The obvious answer to this is that it would make our power grids more efficient.
Such a superconductor would be an obvious natural replacement for copper in our electrical circuits. After the Maxwell equations are first discovered on such a world, electrical generation would still be in its infancy, but being able to use a naturally occurring superconductor in generator wiring (for example) may make those generators more efficient because they would heat up (through resistance in the wires) even less than they do now, and that means more electricity is available for the circuit.

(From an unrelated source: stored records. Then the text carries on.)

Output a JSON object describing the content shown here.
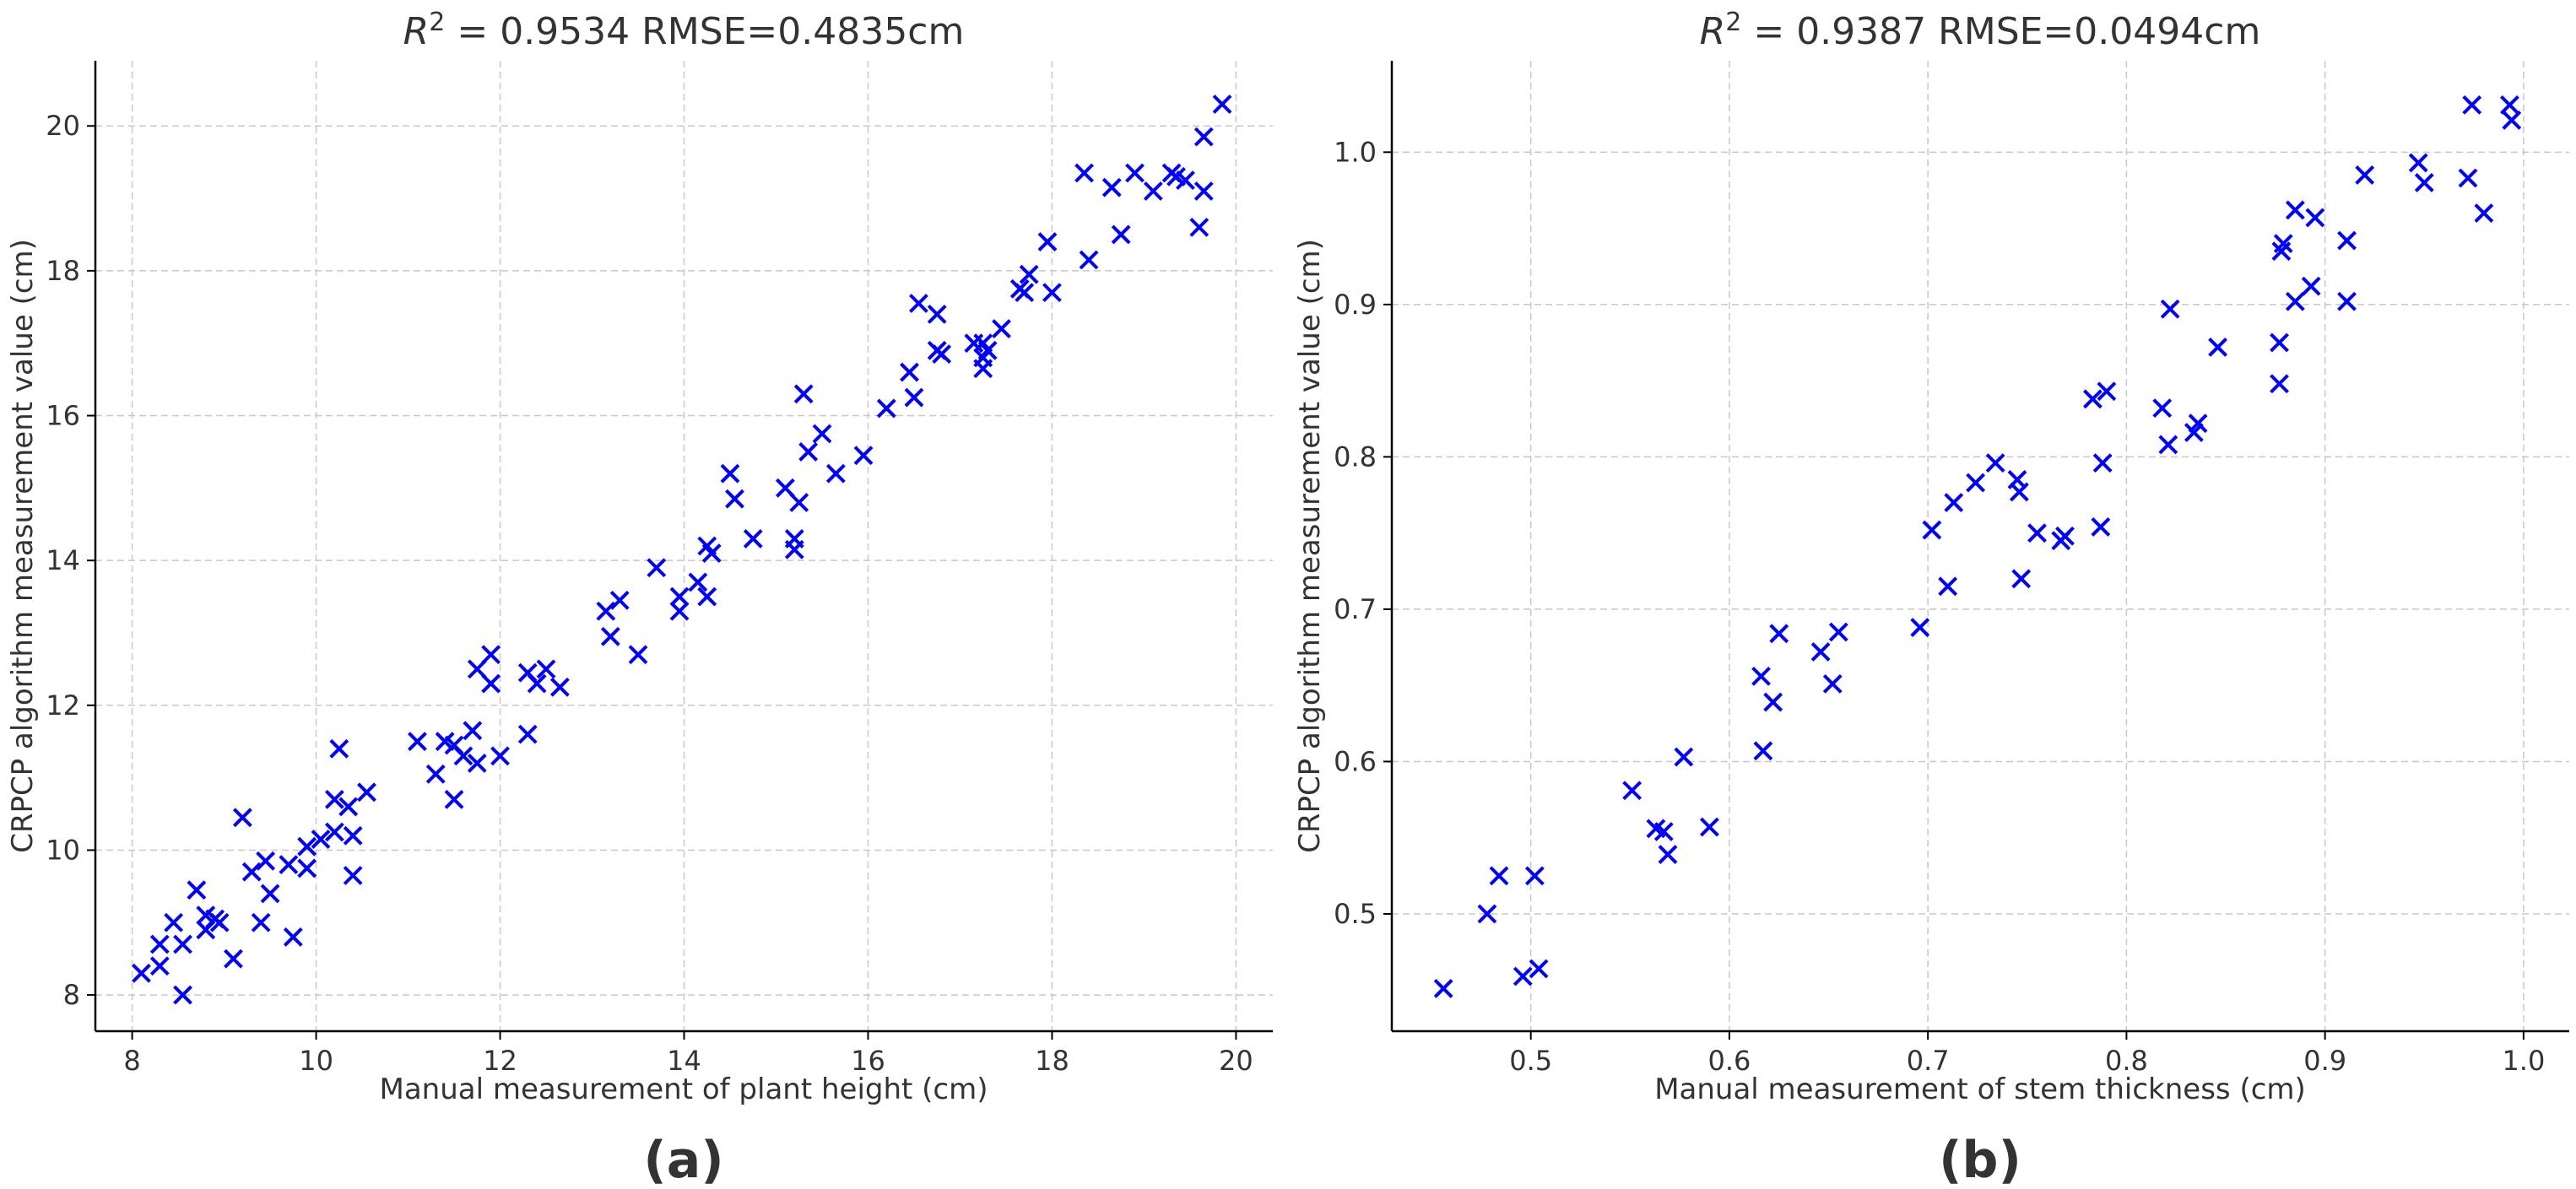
{
  "colors": {
    "marker": "#0000ff",
    "text": "#333333",
    "grid": "#c8c8c8"
  },
  "chart_data": [
    {
      "type": "scatter",
      "marker": "x",
      "title": "R² = 0.9534  RMSE=0.4835cm",
      "title_r2": "0.9534",
      "title_rmse": "RMSE=0.4835cm",
      "xlabel": "Manual measurement of plant height (cm)",
      "ylabel": "CRPCP algorithm measurement value (cm)",
      "panel_label": "(a)",
      "xlim": [
        7.6,
        20.4
      ],
      "ylim": [
        7.5,
        20.9
      ],
      "xticks": [
        8,
        10,
        12,
        14,
        16,
        18,
        20
      ],
      "yticks": [
        8,
        10,
        12,
        14,
        16,
        18,
        20
      ],
      "tick_decimals": 0,
      "grid": true,
      "points": [
        [
          8.1,
          8.3
        ],
        [
          8.3,
          8.7
        ],
        [
          8.3,
          8.4
        ],
        [
          8.45,
          9.0
        ],
        [
          8.55,
          8.7
        ],
        [
          8.55,
          8.0
        ],
        [
          8.7,
          9.45
        ],
        [
          8.8,
          9.1
        ],
        [
          8.8,
          8.9
        ],
        [
          8.9,
          9.05
        ],
        [
          8.95,
          9.0
        ],
        [
          9.1,
          8.5
        ],
        [
          9.2,
          10.45
        ],
        [
          9.3,
          9.7
        ],
        [
          9.4,
          9.0
        ],
        [
          9.45,
          9.85
        ],
        [
          9.5,
          9.4
        ],
        [
          9.7,
          9.8
        ],
        [
          9.75,
          8.8
        ],
        [
          9.9,
          9.75
        ],
        [
          9.9,
          10.05
        ],
        [
          10.05,
          10.15
        ],
        [
          10.2,
          10.25
        ],
        [
          10.2,
          10.7
        ],
        [
          10.25,
          11.4
        ],
        [
          10.35,
          10.6
        ],
        [
          10.4,
          10.2
        ],
        [
          10.4,
          9.65
        ],
        [
          10.55,
          10.8
        ],
        [
          11.1,
          11.5
        ],
        [
          11.3,
          11.05
        ],
        [
          11.4,
          11.5
        ],
        [
          11.5,
          11.45
        ],
        [
          11.5,
          10.7
        ],
        [
          11.6,
          11.3
        ],
        [
          11.7,
          11.65
        ],
        [
          11.75,
          12.5
        ],
        [
          11.75,
          11.2
        ],
        [
          11.9,
          12.7
        ],
        [
          11.9,
          12.3
        ],
        [
          12.0,
          11.3
        ],
        [
          12.3,
          11.6
        ],
        [
          12.3,
          12.45
        ],
        [
          12.4,
          12.3
        ],
        [
          12.5,
          12.5
        ],
        [
          12.65,
          12.25
        ],
        [
          13.15,
          13.3
        ],
        [
          13.2,
          12.95
        ],
        [
          13.3,
          13.45
        ],
        [
          13.5,
          12.7
        ],
        [
          13.7,
          13.9
        ],
        [
          13.95,
          13.5
        ],
        [
          13.95,
          13.3
        ],
        [
          14.15,
          13.7
        ],
        [
          14.25,
          14.2
        ],
        [
          14.25,
          13.5
        ],
        [
          14.3,
          14.1
        ],
        [
          14.5,
          15.2
        ],
        [
          14.55,
          14.85
        ],
        [
          14.75,
          14.3
        ],
        [
          15.1,
          15.0
        ],
        [
          15.2,
          14.3
        ],
        [
          15.2,
          14.15
        ],
        [
          15.25,
          14.8
        ],
        [
          15.3,
          16.3
        ],
        [
          15.35,
          15.5
        ],
        [
          15.5,
          15.75
        ],
        [
          15.65,
          15.2
        ],
        [
          15.95,
          15.45
        ],
        [
          16.2,
          16.1
        ],
        [
          16.45,
          16.6
        ],
        [
          16.5,
          16.25
        ],
        [
          16.55,
          17.55
        ],
        [
          16.75,
          17.4
        ],
        [
          16.75,
          16.9
        ],
        [
          16.8,
          16.85
        ],
        [
          17.15,
          17.0
        ],
        [
          17.25,
          17.0
        ],
        [
          17.25,
          16.8
        ],
        [
          17.25,
          16.65
        ],
        [
          17.3,
          16.9
        ],
        [
          17.45,
          17.2
        ],
        [
          17.65,
          17.75
        ],
        [
          17.7,
          17.7
        ],
        [
          17.75,
          17.95
        ],
        [
          17.95,
          18.4
        ],
        [
          18.0,
          17.7
        ],
        [
          18.35,
          19.35
        ],
        [
          18.4,
          18.15
        ],
        [
          18.65,
          19.15
        ],
        [
          18.75,
          18.5
        ],
        [
          18.9,
          19.35
        ],
        [
          19.1,
          19.1
        ],
        [
          19.3,
          19.35
        ],
        [
          19.35,
          19.3
        ],
        [
          19.45,
          19.25
        ],
        [
          19.6,
          18.6
        ],
        [
          19.65,
          19.85
        ],
        [
          19.65,
          19.1
        ],
        [
          19.85,
          20.3
        ]
      ]
    },
    {
      "type": "scatter",
      "marker": "x",
      "title": "R² = 0.9387  RMSE=0.0494cm",
      "title_r2": "0.9387",
      "title_rmse": "RMSE=0.0494cm",
      "xlabel": "Manual measurement of stem thickness (cm)",
      "ylabel": "CRPCP algorithm measurement value (cm)",
      "panel_label": "(b)",
      "xlim": [
        0.43,
        1.023
      ],
      "ylim": [
        0.423,
        1.06
      ],
      "xticks": [
        0.5,
        0.6,
        0.7,
        0.8,
        0.9,
        1.0
      ],
      "yticks": [
        0.5,
        0.6,
        0.7,
        0.8,
        0.9,
        1.0
      ],
      "tick_decimals": 1,
      "grid": true,
      "points": [
        [
          0.456,
          0.451
        ],
        [
          0.478,
          0.5
        ],
        [
          0.484,
          0.525
        ],
        [
          0.496,
          0.459
        ],
        [
          0.502,
          0.525
        ],
        [
          0.504,
          0.464
        ],
        [
          0.551,
          0.581
        ],
        [
          0.563,
          0.556
        ],
        [
          0.567,
          0.554
        ],
        [
          0.569,
          0.539
        ],
        [
          0.577,
          0.603
        ],
        [
          0.59,
          0.557
        ],
        [
          0.616,
          0.656
        ],
        [
          0.617,
          0.607
        ],
        [
          0.622,
          0.639
        ],
        [
          0.625,
          0.684
        ],
        [
          0.646,
          0.672
        ],
        [
          0.652,
          0.651
        ],
        [
          0.655,
          0.685
        ],
        [
          0.696,
          0.688
        ],
        [
          0.702,
          0.752
        ],
        [
          0.71,
          0.715
        ],
        [
          0.713,
          0.77
        ],
        [
          0.724,
          0.783
        ],
        [
          0.734,
          0.796
        ],
        [
          0.745,
          0.785
        ],
        [
          0.746,
          0.777
        ],
        [
          0.747,
          0.72
        ],
        [
          0.755,
          0.75
        ],
        [
          0.767,
          0.745
        ],
        [
          0.769,
          0.748
        ],
        [
          0.783,
          0.838
        ],
        [
          0.787,
          0.754
        ],
        [
          0.788,
          0.796
        ],
        [
          0.79,
          0.843
        ],
        [
          0.818,
          0.832
        ],
        [
          0.821,
          0.808
        ],
        [
          0.822,
          0.897
        ],
        [
          0.834,
          0.816
        ],
        [
          0.836,
          0.822
        ],
        [
          0.846,
          0.872
        ],
        [
          0.877,
          0.875
        ],
        [
          0.877,
          0.848
        ],
        [
          0.878,
          0.935
        ],
        [
          0.879,
          0.94
        ],
        [
          0.885,
          0.902
        ],
        [
          0.885,
          0.962
        ],
        [
          0.893,
          0.912
        ],
        [
          0.895,
          0.957
        ],
        [
          0.911,
          0.942
        ],
        [
          0.911,
          0.902
        ],
        [
          0.92,
          0.985
        ],
        [
          0.947,
          0.993
        ],
        [
          0.95,
          0.98
        ],
        [
          0.972,
          0.983
        ],
        [
          0.974,
          1.031
        ],
        [
          0.98,
          0.96
        ],
        [
          0.993,
          1.031
        ],
        [
          0.994,
          1.021
        ]
      ]
    }
  ]
}
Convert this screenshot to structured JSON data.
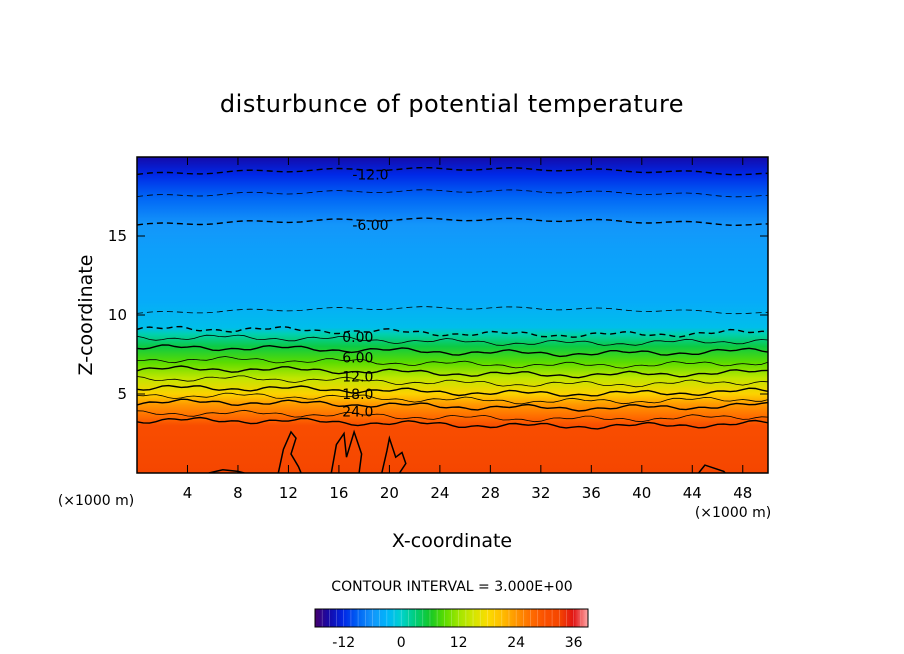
{
  "chart_data": {
    "type": "heatmap",
    "title": "disturbunce of potential temperature",
    "xlabel": "X-coordinate",
    "ylabel": "Z-coordinate",
    "x_unit": "(×1000 m)",
    "xlim": [
      0,
      50
    ],
    "ylim": [
      0,
      20
    ],
    "xticks": [
      4,
      8,
      12,
      16,
      20,
      24,
      28,
      32,
      36,
      40,
      44,
      48
    ],
    "yticks": [
      5,
      10,
      15
    ],
    "contour_interval_label": "CONTOUR INTERVAL = 3.000E+00",
    "contour_interval": 3,
    "field_profile": [
      {
        "z": 0,
        "value": 33
      },
      {
        "z": 3,
        "value": 31
      },
      {
        "z": 3.6,
        "value": 27
      },
      {
        "z": 4.3,
        "value": 24
      },
      {
        "z": 5,
        "value": 19
      },
      {
        "z": 6,
        "value": 14
      },
      {
        "z": 7,
        "value": 9
      },
      {
        "z": 8,
        "value": 5
      },
      {
        "z": 8.8,
        "value": 1
      },
      {
        "z": 9.2,
        "value": -2
      },
      {
        "z": 11,
        "value": -4
      },
      {
        "z": 14,
        "value": -5
      },
      {
        "z": 15.7,
        "value": -6
      },
      {
        "z": 17.5,
        "value": -9
      },
      {
        "z": 18.9,
        "value": -12
      },
      {
        "z": 20,
        "value": -15
      }
    ],
    "contour_labels": [
      {
        "text": "-12.0",
        "x": 18.5,
        "z": 18.9,
        "dashed": true
      },
      {
        "text": "-6.00",
        "x": 18.5,
        "z": 15.7,
        "dashed": true
      },
      {
        "text": "0.00",
        "x": 17.5,
        "z": 8.6,
        "dashed": true
      },
      {
        "text": "6.00",
        "x": 17.5,
        "z": 7.3,
        "dashed": false
      },
      {
        "text": "12.0",
        "x": 17.5,
        "z": 6.1,
        "dashed": false
      },
      {
        "text": "18.0",
        "x": 17.5,
        "z": 5.0,
        "dashed": false
      },
      {
        "text": "24.0",
        "x": 17.5,
        "z": 3.9,
        "dashed": false
      }
    ],
    "colorbar": {
      "range": [
        -18,
        39
      ],
      "tick_labels": [
        "-12",
        "0",
        "12",
        "24",
        "36"
      ],
      "tick_values": [
        -12,
        0,
        12,
        24,
        36
      ]
    }
  }
}
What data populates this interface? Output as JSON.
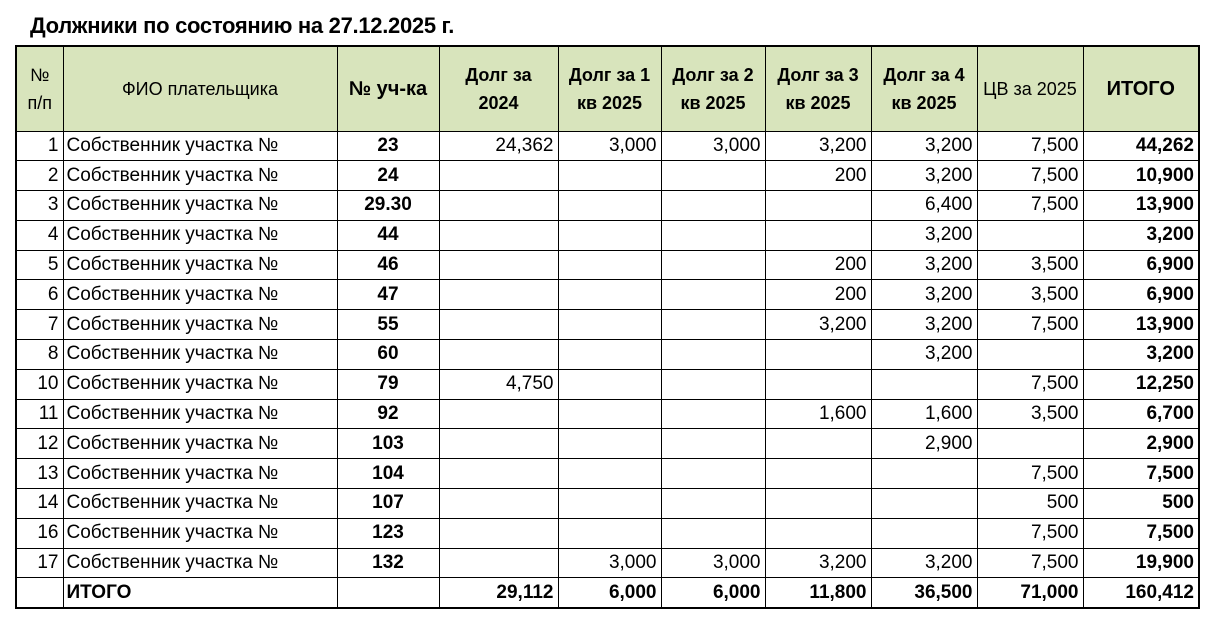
{
  "title": "Должники по состоянию на 27.12.2025 г.",
  "headers": [
    "№ п/п",
    "ФИО плательщика",
    "№ уч-ка",
    "Долг за 2024",
    "Долг за 1 кв 2025",
    "Долг за 2 кв 2025",
    "Долг за 3 кв 2025",
    "Долг за 4 кв 2025",
    "ЦВ за 2025",
    "ИТОГО"
  ],
  "header_color": "#d8e4bc",
  "rows": [
    [
      "1",
      "Собственник участка №",
      "23",
      "24,362",
      "3,000",
      "3,000",
      "3,200",
      "3,200",
      "7,500",
      "44,262"
    ],
    [
      "2",
      "Собственник участка №",
      "24",
      "",
      "",
      "",
      "200",
      "3,200",
      "7,500",
      "10,900"
    ],
    [
      "3",
      "Собственник участка №",
      "29.30",
      "",
      "",
      "",
      "",
      "6,400",
      "7,500",
      "13,900"
    ],
    [
      "4",
      "Собственник участка №",
      "44",
      "",
      "",
      "",
      "",
      "3,200",
      "",
      "3,200"
    ],
    [
      "5",
      "Собственник участка №",
      "46",
      "",
      "",
      "",
      "200",
      "3,200",
      "3,500",
      "6,900"
    ],
    [
      "6",
      "Собственник участка №",
      "47",
      "",
      "",
      "",
      "200",
      "3,200",
      "3,500",
      "6,900"
    ],
    [
      "7",
      "Собственник участка №",
      "55",
      "",
      "",
      "",
      "3,200",
      "3,200",
      "7,500",
      "13,900"
    ],
    [
      "8",
      "Собственник участка №",
      "60",
      "",
      "",
      "",
      "",
      "3,200",
      "",
      "3,200"
    ],
    [
      "10",
      "Собственник участка №",
      "79",
      "4,750",
      "",
      "",
      "",
      "",
      "7,500",
      "12,250"
    ],
    [
      "11",
      "Собственник участка №",
      "92",
      "",
      "",
      "",
      "1,600",
      "1,600",
      "3,500",
      "6,700"
    ],
    [
      "12",
      "Собственник участка №",
      "103",
      "",
      "",
      "",
      "",
      "2,900",
      "",
      "2,900"
    ],
    [
      "13",
      "Собственник участка №",
      "104",
      "",
      "",
      "",
      "",
      "",
      "7,500",
      "7,500"
    ],
    [
      "14",
      "Собственник участка №",
      "107",
      "",
      "",
      "",
      "",
      "",
      "500",
      "500"
    ],
    [
      "16",
      "Собственник участка №",
      "123",
      "",
      "",
      "",
      "",
      "",
      "7,500",
      "7,500"
    ],
    [
      "17",
      "Собственник участка №",
      "132",
      "",
      "3,000",
      "3,000",
      "3,200",
      "3,200",
      "7,500",
      "19,900"
    ]
  ],
  "total": [
    "",
    "ИТОГО",
    "",
    "29,112",
    "6,000",
    "6,000",
    "11,800",
    "36,500",
    "71,000",
    "160,412"
  ]
}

In modern (?) sound systems, gold is often used for contacts and in audio cables because the superior conductivity of gold over copper means that you get a clearer signal transmitted. So, good quality sound may have appeared much earlier, and if there was enough of the material for industrial power transmission and distribution, it would mean that we get a lot more power into homes for less generation. In the end, the difference may only be marginal but in scalable applications like maglev trains, this may make them viable at an earlier stage of development.
It's also possible that naturally occurring superconductors may speed up nuclear research, particularly in the space of fusion reactions given that superconducters are an integral component of the magnetic containment systems used in fusion research today.
If we are getting really speculative, it could have also revolutionised the work that Nicola Tesla was doing in wireless power transmission; even if wireless transmission proved inefficient by comparison to superconductor wires, having the power feed into a superconducting circuit would also mean that the amount of power that had to be received would have been lower for the same result, making it more viable as well.
Computers may have benefited also from being able to feed a proportionally lower volume of current into the chip because one doesn't have to account for resistance in feeding the circuit. This may have made it possible for Moore's Law to work in (say) 12 months instead of 18, at least for a time.
Of course, all this is dependent on the usefulness of the material in terms of flexibility, malleability et al. The one advantage of copper in that regard is its ability to withstand being bent and flexed; a brittle superconductor may not be as useful in things like power cords, so the physical attributes of the superconductor would also play a significant factor in its relative usefulness.
That said, a naturally occurring, flexible room temperature superconductor available in quantities similar to copper would have been extremely useful in a post-Maxwellian era.